Currency mixing creates nonsense outputs. A formula that adds CHF and EUR amounts without conversion produces a meaningless number. Validate that all inputs in a formula share the same currency, or include conversion factors explicitly.
Testing shortcuts cause production problems. Use real 2023–2024 client scenarios to validate formulas. Compare results with legacy Excel tools and document any accepted differences. Build staging environments where relationship managers and compliance can test calculations before the form goes live.
Best Practices Checklist Before Going Live
Before publishing a form with automated calculations to production, complete this checklist:
- Verify all field names – Cross-check every formula reference against the form builder field list.

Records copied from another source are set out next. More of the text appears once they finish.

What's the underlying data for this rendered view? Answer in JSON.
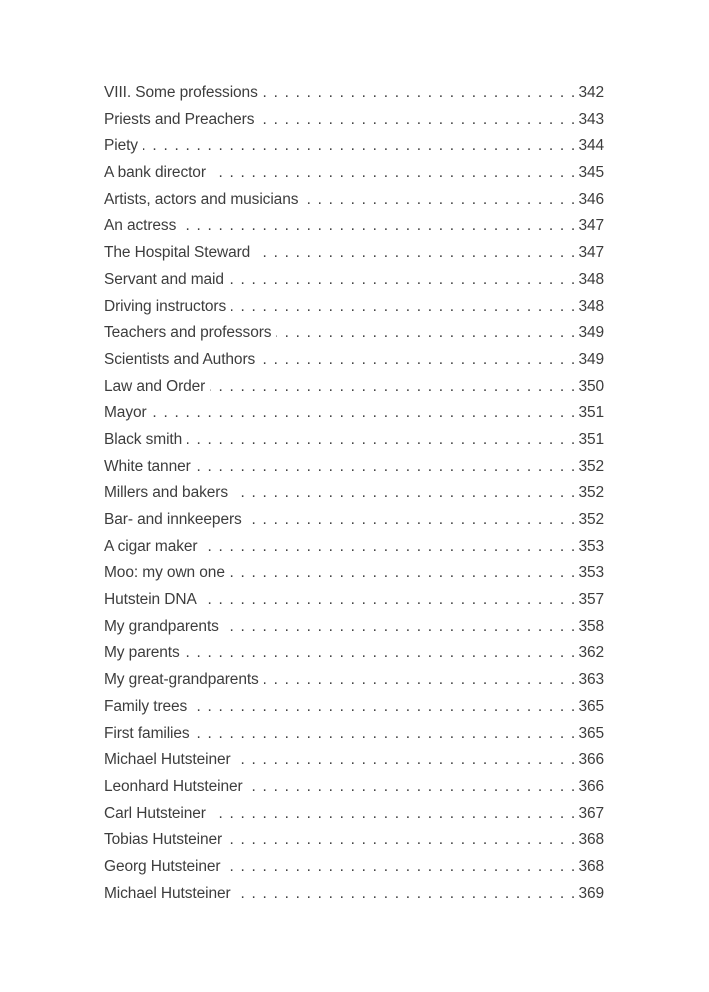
{
  "page": {
    "background_color": "#ffffff",
    "text_color": "#3d3d3d"
  },
  "toc": {
    "entries": [
      {
        "label": "VIII. Some professions",
        "page": "342"
      },
      {
        "label": "Priests and Preachers",
        "page": "343"
      },
      {
        "label": "Piety",
        "page": "344"
      },
      {
        "label": "A bank director",
        "page": "345"
      },
      {
        "label": "Artists, actors and musicians",
        "page": "346"
      },
      {
        "label": "An actress",
        "page": "347"
      },
      {
        "label": "The Hospital Steward",
        "page": "347"
      },
      {
        "label": "Servant and maid",
        "page": "348"
      },
      {
        "label": "Driving instructors",
        "page": "348"
      },
      {
        "label": "Teachers and professors",
        "page": "349"
      },
      {
        "label": "Scientists and Authors",
        "page": "349"
      },
      {
        "label": "Law and Order",
        "page": "350"
      },
      {
        "label": "Mayor",
        "page": "351"
      },
      {
        "label": "Black smith",
        "page": "351"
      },
      {
        "label": "White tanner",
        "page": "352"
      },
      {
        "label": "Millers and bakers",
        "page": "352"
      },
      {
        "label": "Bar- and innkeepers",
        "page": "352"
      },
      {
        "label": "A cigar maker",
        "page": "353"
      },
      {
        "label": "Moo: my own one",
        "page": "353"
      },
      {
        "label": "Hutstein DNA",
        "page": "357"
      },
      {
        "label": "My grandparents",
        "page": "358"
      },
      {
        "label": "My parents",
        "page": "362"
      },
      {
        "label": "My great-grandparents",
        "page": "363"
      },
      {
        "label": "Family trees",
        "page": "365"
      },
      {
        "label": "First families",
        "page": "365"
      },
      {
        "label": "Michael Hutsteiner",
        "page": "366"
      },
      {
        "label": "Leonhard Hutsteiner",
        "page": "366"
      },
      {
        "label": "Carl Hutsteiner",
        "page": "367"
      },
      {
        "label": "Tobias Hutsteiner",
        "page": "368"
      },
      {
        "label": "Georg Hutsteiner",
        "page": "368"
      },
      {
        "label": "Michael Hutsteiner",
        "page": "369"
      }
    ]
  }
}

- Confirm numeric formats – Ensure input fields enforce numeric masks and output fields display appropriate decimal places and currency codes.
- Test extreme values – Simulate very high AUM, zero income, negative values, and multiple currencies to confirm formulas handle edge cases.

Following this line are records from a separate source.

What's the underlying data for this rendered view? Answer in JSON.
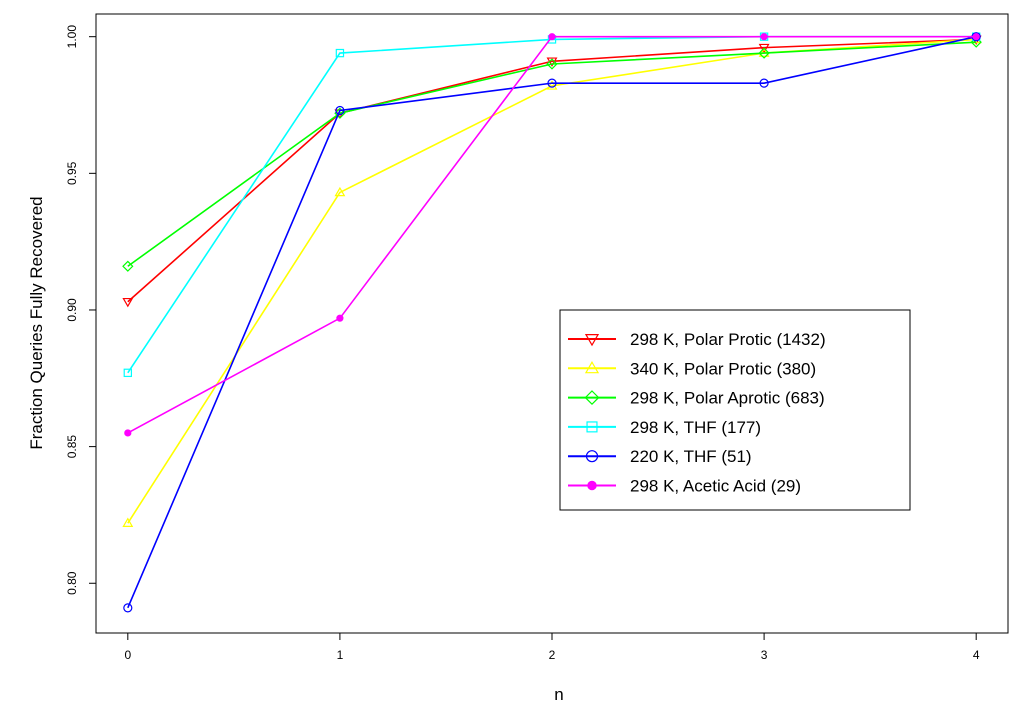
{
  "chart_data": {
    "type": "line",
    "title": "",
    "xlabel": "n",
    "ylabel": "Fraction Queries Fully Recovered",
    "x": [
      0,
      1,
      2,
      3,
      4
    ],
    "xlim": [
      -0.15,
      4.15
    ],
    "ylim": [
      0.7818,
      1.0083
    ],
    "x_ticks": [
      "0",
      "1",
      "2",
      "3",
      "4"
    ],
    "y_ticks": [
      "0.80",
      "0.85",
      "0.90",
      "0.95",
      "1.00"
    ],
    "grid": false,
    "legend_position": "center-right",
    "series": [
      {
        "name": "298 K, Polar Protic (1432)",
        "color": "#ff0000",
        "marker": "triangle-down",
        "values": [
          0.903,
          0.972,
          0.991,
          0.996,
          0.999
        ]
      },
      {
        "name": "340 K, Polar Protic (380)",
        "color": "#ffff00",
        "marker": "triangle-up",
        "values": [
          0.822,
          0.943,
          0.982,
          0.994,
          0.999
        ]
      },
      {
        "name": "298 K, Polar Aprotic (683)",
        "color": "#00ff00",
        "marker": "diamond",
        "values": [
          0.916,
          0.972,
          0.99,
          0.994,
          0.998
        ]
      },
      {
        "name": "298 K, THF (177)",
        "color": "#00ffff",
        "marker": "square",
        "values": [
          0.877,
          0.994,
          0.999,
          1.0,
          1.0
        ]
      },
      {
        "name": "220 K, THF (51)",
        "color": "#0000ff",
        "marker": "circle",
        "values": [
          0.791,
          0.973,
          0.983,
          0.983,
          1.0
        ]
      },
      {
        "name": "298 K, Acetic Acid (29)",
        "color": "#ff00ff",
        "marker": "dot",
        "values": [
          0.855,
          0.897,
          1.0,
          1.0,
          1.0
        ]
      }
    ]
  }
}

- Simulate regulatory scenarios – Run test cases for clients who should trigger enhanced due diligence, exceed risk thresholds, or qualify for fee discounts.
- Secure compliance sign-off – Obtain explicit approval from compliance and risk committees for any calculated field influencing client categorisation, product eligibility, or fee levels.
- Document formulas – Record each formula in plain language and its technical expression in an internal knowledge base accessible to IT, risk, and auditors.
- Planlæg periodiske gennemgange – Plan annual reviews (e.g., Q1 each year) to ensure formula logic matches updated regulations and internal policies.
How to Implement Automated Calculations in InvestGlass Today
Starting with automated form calculations does not require a multi-year transformation. A practical implementation plan begins with a single form, perhaps “Private Banking Onboarding 2026”, and maps existing Excel logic to InvestGlass forms and workflows.
Key roles in the implementation include:
Rolle | Ansvarlighed |
|---|---|
Business Owner (Head of Wealth Management or COO) | Define requirements and prioritise use cases |
Compliance Representative | Approve formulas affecting regulatory outcomes |
IT/Operations | Configure form builder and workflow engine |
InvestGlass Implementation Specialist | Provide platform guidance and best practices |
De fleste banker can pilot automated calculations within four to eight weeks. Start with a limited group of relationship managers and one client segment, for example, Swiss onshore individuals. Gather feedback, refine formulas, and expand to additional forms and segments.
Integration options extend the value of form calculations. Connect form outputs with existing core banking systems, risk engines, or document generators used for term sheets and proposals. InvestGlass APIs support these connections, ensuring calculated values flow seamlessly into downstream processes.

The ai assistant capabilities within InvestGlass can help users learn formula syntax and troubleshoot errors, reducing dependence on IT for routine changes. Compliance teams gain powerful tools to enforce governance without slowing down front-office productivity.
If your institution still relies on Excel exports for fee calculations, risk scoring, or affordability checks, the speed and accuracy gains from automated form calculations are significant. Schedule a demo or workshop with InvestGlass to review your current processes and convert them into fully automated, Swiss-hosted forms. The step from manual to automatic is smaller than you think, and the compliance and efficiency benefits are immediate.